László Krasznahorkai et le Prix Nobel : entre littérature et « antiorbanisme »

L’écrivain hongrois László Krasznahorkai a reçu le Prix Nobel de littérature 2025, l’Académie suédoise le félicitant pour « une œuvre visionnaire qui transforme le désespoir en transcendance ». Cette consécration survient après des décennies d’une carrière littéraire riche marquée par une vision créative audacieuse mais aussi par des prises de positions politiques courageuses face aux injustices politiques et aux dérives fascisantes de Viktor Orbán. Dès lors, une question se pose : L’Académie Nobel a félicité une œuvre littéraire ou une posture politique ? Le moins que l’on puisse dire, c’est que le récipiendaire de ce prix cette année ne peut pas être appréhendé en dehors du rôle politique qu’il s’est assigné dans la critique de Viktor Orbán, notamment depuis l’invasion de l’Ukraine par la Russie. Autrement dit, il est connu autant comme un anti-Orbániste que comme un écrivain, y compris peut-être en Hongrie.

En effet, Krasznahorkai incarne une figure intellectuelle rarissime : un écrivain dont l’art s’enracine profondément dans une conscience éthique et politique inébranlable. Né en Hongrie en 1954, il a grandi sous le joug du régime communiste, une expérience qui a forgé sa vision littéraire pessimiste mais humaniste. Ses premiers romans, notamment Satantango et The Melancholy of Resistance, traduits en France par Gallimard et disponible en Folio, respirent une suffocation presque intenable, celle d’une création constamment surveillée et étouffée. Cette période de l’Allemagne de l’Est et de la répression policière, qui avait confisqué son passeport et limité sa liberté de mouvement, a creusé en lui une compréhension viscérale de l’oppression.

Depuis la chute du Rideau de fer, Krasznahorkai a exploré de nouveaux horizons intellectuels, en particulier à travers sa découverte de la philosophie asiatique et bouddhiste. Son œuvre a gagné en sérénité et en profondeur cosmique, tout en conservant cette inquiétude morale qui le caractérise.

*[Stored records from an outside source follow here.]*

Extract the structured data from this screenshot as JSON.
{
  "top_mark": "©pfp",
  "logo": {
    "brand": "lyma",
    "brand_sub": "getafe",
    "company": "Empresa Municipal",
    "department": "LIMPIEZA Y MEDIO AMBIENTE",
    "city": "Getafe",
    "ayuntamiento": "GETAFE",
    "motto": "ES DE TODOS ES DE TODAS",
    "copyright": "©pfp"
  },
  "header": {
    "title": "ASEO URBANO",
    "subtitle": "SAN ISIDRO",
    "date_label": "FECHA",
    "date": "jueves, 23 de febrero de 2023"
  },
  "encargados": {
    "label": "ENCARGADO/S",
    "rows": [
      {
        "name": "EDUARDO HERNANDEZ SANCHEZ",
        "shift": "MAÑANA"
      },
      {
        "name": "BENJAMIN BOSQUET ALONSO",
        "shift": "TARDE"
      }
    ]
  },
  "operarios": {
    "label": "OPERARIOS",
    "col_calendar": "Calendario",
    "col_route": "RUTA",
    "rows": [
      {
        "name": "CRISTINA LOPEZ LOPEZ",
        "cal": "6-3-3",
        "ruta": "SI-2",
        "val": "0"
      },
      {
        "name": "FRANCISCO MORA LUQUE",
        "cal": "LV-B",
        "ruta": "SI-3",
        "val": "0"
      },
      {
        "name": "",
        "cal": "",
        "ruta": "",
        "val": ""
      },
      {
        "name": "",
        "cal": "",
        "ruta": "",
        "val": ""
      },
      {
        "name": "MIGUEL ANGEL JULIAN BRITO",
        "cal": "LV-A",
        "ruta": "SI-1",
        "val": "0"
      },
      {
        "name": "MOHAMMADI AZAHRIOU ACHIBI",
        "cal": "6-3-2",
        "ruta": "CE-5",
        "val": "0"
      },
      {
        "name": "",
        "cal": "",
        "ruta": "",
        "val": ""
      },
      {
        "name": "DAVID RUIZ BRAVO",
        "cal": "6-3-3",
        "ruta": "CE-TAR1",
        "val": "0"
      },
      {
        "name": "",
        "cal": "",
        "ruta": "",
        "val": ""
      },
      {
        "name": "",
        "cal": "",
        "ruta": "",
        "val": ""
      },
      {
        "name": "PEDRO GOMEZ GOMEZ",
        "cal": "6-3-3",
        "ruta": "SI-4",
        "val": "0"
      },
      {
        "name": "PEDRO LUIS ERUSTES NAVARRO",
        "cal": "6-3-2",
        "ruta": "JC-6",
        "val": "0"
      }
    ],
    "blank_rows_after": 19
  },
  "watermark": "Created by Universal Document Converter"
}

Néanmoins, sur le plan politique, Krasznahorkai ne s’abstient jamais d’exprimer ses convictions et il le fait avec une clarté parfois déconcertante. En tant que Hongrois et observateur direct des politiques de son pays, il développe une critique impitoyable envers le régime Orbán, particulièrement concernant la position de la Hongrie face à la guerre en Ukraine. Sa critique de ce qu’il est convenu d’appeler désormais « l’Orbánisme » tant les comportements du monarque hongrois tendent à s’inscrire dans la durée et à susciter des émulations, porte d’abord sur l’hypocrisie morale de la prétendue neutralité revendiquée. Comme il le déclare avec fureur : « Comment un pays peut-il être neutre quand les Russes envahissent un pays voisin ? Et n’ont-ils pas tué des Ukrainiens depuis près de trois ans ? Que voulez-vous dire par ‘‘C’est une affaire slave interne’’? » Aux yeux de Krasznahorkai, cette position révèle l’absurdité d’une « neutralité » face à une invasion sanglante.

Pour Krasznahorkai, ce qui rend le régime Orbán insupportable, c’est son calcul inhumain devant une situation spectaculairement tragique : accepter la mort de certains pour en épargner d’autres revient à alimenter la barbarie elle-même. Cette logique du sacrifice de quelques-uns « pour le bien général » est exactement celle qui conduit à des guerres sans fin. D’où la sentence fort brutale qu’il utilise pour qualifier le régime d’Orbán : le régime hongrois « est un cas psychiatrique », formule qui condense toute son horreur face à une déraison politique dont la prétention pragmatique est constamment démentie.

Toutefois, aussi intempestive puiss-t-elle paraitre, cette attitude de Krasznahorkai est profondément ancrée dans sa vision de l’écriture et de l’art et, ce, depuis ses débuts. Dans un récent texte, « An Angel Passed Above Us », publié dans The Yale Review, il oppose deux ordres de réalité : les tranchées boueuses et les morts de la guerre en Ukraine d’une part, et les promesses technophiles d’un futur mondialisé de l’autre. Cette juxtaposition incarne sa conviction que l’art a une responsabilité morale : témoigner de l’horreur réelle face aux mirages de l’optimisme technologique. La reconnaissance mondiale du travail de Krasznahorkai par le Prix Nobel confirme sans doute la qualité littéraire de son œuvre mais elle conforte indéniablement son anti-Orbánisme dans un contexte de grande instabilité géopolitique en Europe induite par l’interminable guerre qui déchire Ukraine et, à travers ce pays, tout le continent européen. Ce prix comporte-t-il pour ainsi dire une dimension politique ? Certainement. Récompense-t-il pour autant une œuvre littéraire majeure ? Sans nul doute.